When in discussion with the community leader, Team Leader, John Midgley learnt of how the water tank that would sit beside the new house would serve many families in the area, and how the toilet would also be happily shared by Saline with her neighbours who did not have one.
A wider impact was also very clear to see when working with the local volunteers. Each of them listened intently to Chop-Chop’s advice and teachings as they learnt new skills that they would not only use to complete the house but to also go on and find new opportunities for work in the construction industry.
The Completed House
Since the Homes for Scotland team left Homa Bay the ‘Chop-Cop’ and his incredible team of workmen completed the final construction phase of Saline’s new home of which she is very proud of.
The old family home consisted of one open plan room with a single door and a single hole in the wall that acted as a window.

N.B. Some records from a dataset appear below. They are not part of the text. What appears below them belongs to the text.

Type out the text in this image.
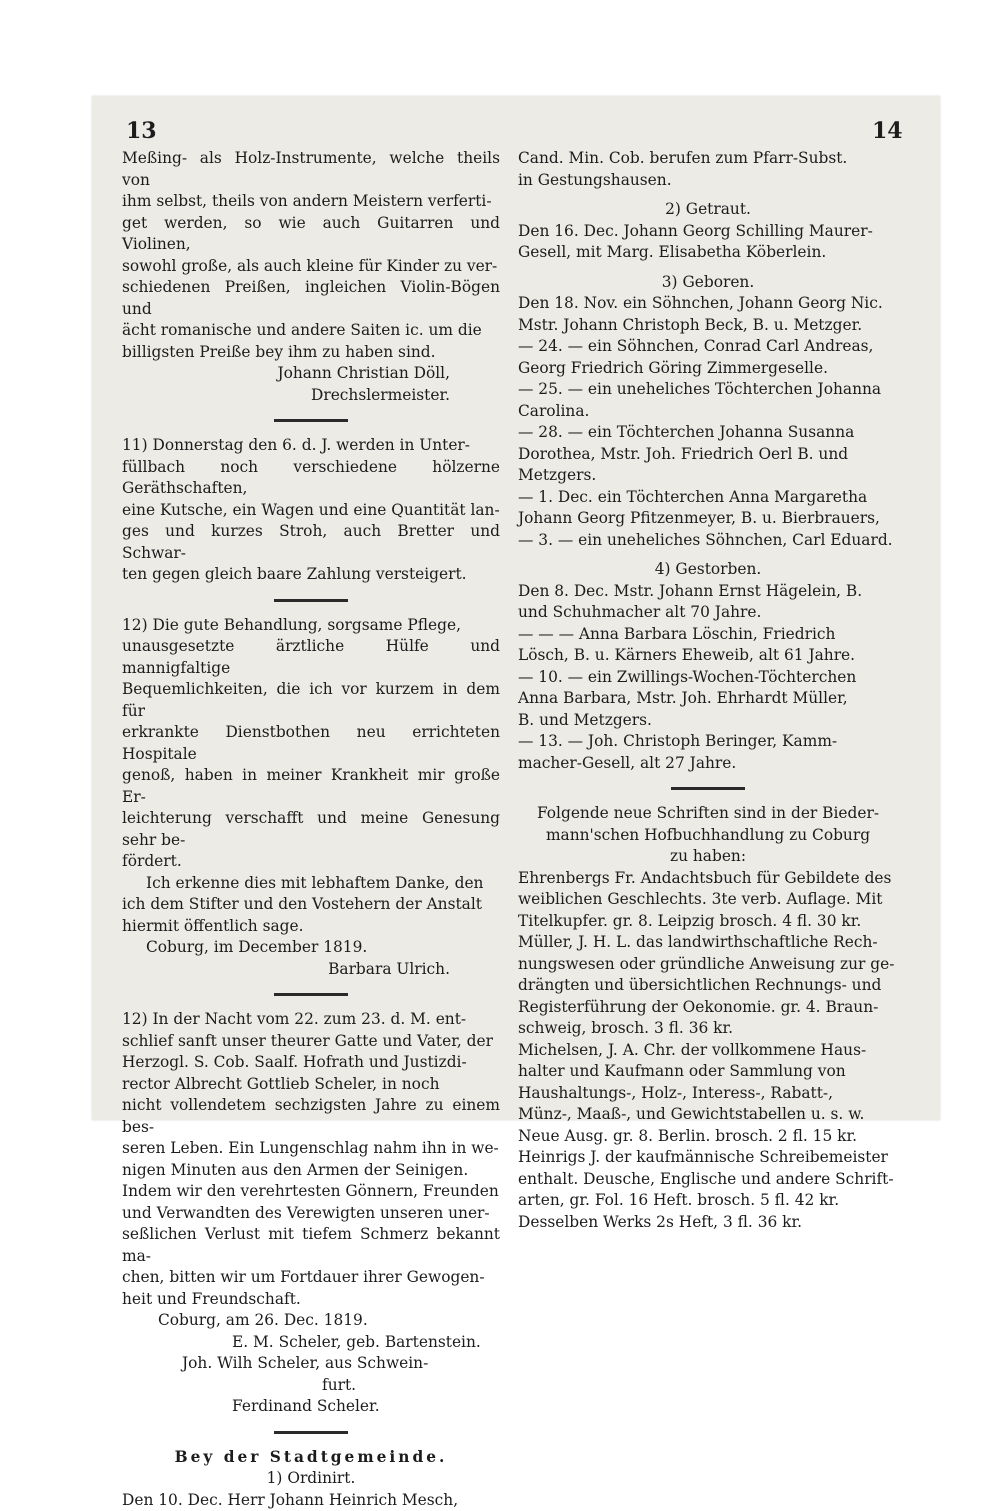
13	14

Meßing- als Holz-Instrumente, welche theils von

ihm selbst, theils von andern Meistern verferti-

get werden, so wie auch Guitarren und Violinen,

sowohl große, als auch kleine für Kinder zu ver-

schiedenen Preißen, ingleichen Violin-Bögen und

ächt romanische und andere Saiten ic. um die

billigsten Preiße bey ihm zu haben sind.

Johann Christian Döll,

Drechslermeister.

11) Donnerstag den 6. d. J. werden in Unter-

füllbach noch verschiedene hölzerne Geräthschaften,

eine Kutsche, ein Wagen und eine Quantität lan-

ges und kurzes Stroh, auch Bretter und Schwar-

ten gegen gleich baare Zahlung versteigert.

12) Die gute Behandlung, sorgsame Pflege,

unausgesetzte ärztliche Hülfe und mannigfaltige

Bequemlichkeiten, die ich vor kurzem in dem für

erkrankte Dienstbothen neu errichteten Hospitale

genoß, haben in meiner Krankheit mir große Er-

leichterung verschafft und meine Genesung sehr be-

fördert.

Ich erkenne dies mit lebhaftem Danke, den

ich dem Stifter und den Vostehern der Anstalt

hiermit öffentlich sage.

Coburg, im December 1819.

Barbara Ulrich.

12) In der Nacht vom 22. zum 23. d. M. ent-

schlief sanft unser theurer Gatte und Vater, der

Herzogl. S. Cob. Saalf. Hofrath und Justizdi-

rector Albrecht Gottlieb Scheler, in noch

nicht vollendetem sechzigsten Jahre zu einem bes-

seren Leben. Ein Lungenschlag nahm ihn in we-

nigen Minuten aus den Armen der Seinigen.

Indem wir den verehrtesten Gönnern, Freunden

und Verwandten des Verewigten unseren uner-

seßlichen Verlust mit tiefem Schmerz bekannt ma-

chen, bitten wir um Fortdauer ihrer Gewogen-

heit und Freundschaft.

Coburg, am 26. Dec. 1819.

E. M. Scheler, geb. Bartenstein.

Joh. Wilh Scheler, aus Schwein-

furt.

Ferdinand Scheler.

Bey der Stadtgemeinde.

1) Ordinirt.

Den 10. Dec. Herr Johann Heinrich Mesch,

Cand. Min. Cob. berufen zum Pfarr-Subst.

in Gestungshausen.

2) Getraut.

Den 16. Dec. Johann Georg Schilling Maurer-

Gesell, mit Marg. Elisabetha Köberlein.

3) Geboren.

Den 18. Nov. ein Söhnchen, Johann Georg Nic.

Mstr. Johann Christoph Beck, B. u. Metzger.

— 24. — ein Söhnchen, Conrad Carl Andreas,

Georg Friedrich Göring Zimmergeselle.

— 25. — ein uneheliches Töchterchen Johanna

Carolina.

— 28. — ein Töchterchen Johanna Susanna

Dorothea, Mstr. Joh. Friedrich Oerl B. und

Metzgers.

— 1. Dec. ein Töchterchen Anna Margaretha

Johann Georg Pfitzenmeyer, B. u. Bierbrauers,

— 3. — ein uneheliches Söhnchen, Carl Eduard.

4) Gestorben.

Den 8. Dec. Mstr. Johann Ernst Hägelein, B.

und Schuhmacher alt 70 Jahre.

— — — Anna Barbara Löschin, Friedrich

Lösch, B. u. Kärners Eheweib, alt 61 Jahre.

— 10. — ein Zwillings-Wochen-Töchterchen

Anna Barbara, Mstr. Joh. Ehrhardt Müller,

B. und Metzgers.

— 13. — Joh. Christoph Beringer, Kamm-

macher-Gesell, alt 27 Jahre.

Folgende neue Schriften sind in der Bieder-

mann'schen Hofbuchhandlung zu Coburg

zu haben:

Ehrenbergs Fr. Andachtsbuch für Gebildete des

weiblichen Geschlechts. 3te verb. Auflage. Mit

Titelkupfer. gr. 8. Leipzig brosch. 4 fl. 30 kr.

Müller, J. H. L. das landwirthschaftliche Rech-

nungswesen oder gründliche Anweisung zur ge-

drängten und übersichtlichen Rechnungs- und

Registerführung der Oekonomie. gr. 4. Braun-

schweig, brosch. 3 fl. 36 kr.

Michelsen, J. A. Chr. der vollkommene Haus-

halter und Kaufmann oder Sammlung von

Haushaltungs-, Holz-, Interess-, Rabatt-,

Münz-, Maaß-, und Gewichtstabellen u. s. w.

Neue Ausg. gr. 8. Berlin. brosch. 2 fl. 15 kr.

Heinrigs J. der kaufmännische Schreibemeister

enthalt. Deusche, Englische und andere Schrift-

arten, gr. Fol. 16 Heft. brosch. 5 fl. 42 kr.

Desselben Werks 2s Heft, 3 fl. 36 kr.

Much to the relief of Saline windows have been installed into each room of the house which will give the family much needed light and ventilation as well as being secure and lockable.
Saline would arrive at the build site each day in brightly coloured clothing ready to say hello to the team and offer her support wherever she could. It was only too fitting that the house should be bright and light, painted with Habitat for Humanity’s colours to reflect Saline’s love of colour.
Now that the family have a home with separate rooms, Saline is able to have the privacy that she deserves and the children have separate spaces to study.
Not only do the children have space to study, but the addition of the water tank means that they can spend more time studying and less time fetching water for the family.
The new home includes a chimney which will be a huge relief for Saline as she will be able to cook with her house without the fear of inhaling unhealthy smoke fumes.
To the right of the house in the distance a new toilet can be seen. This instillation of a secure and covered toilet will give the family and their neighbours who will share its use the dignity and privacy that they need.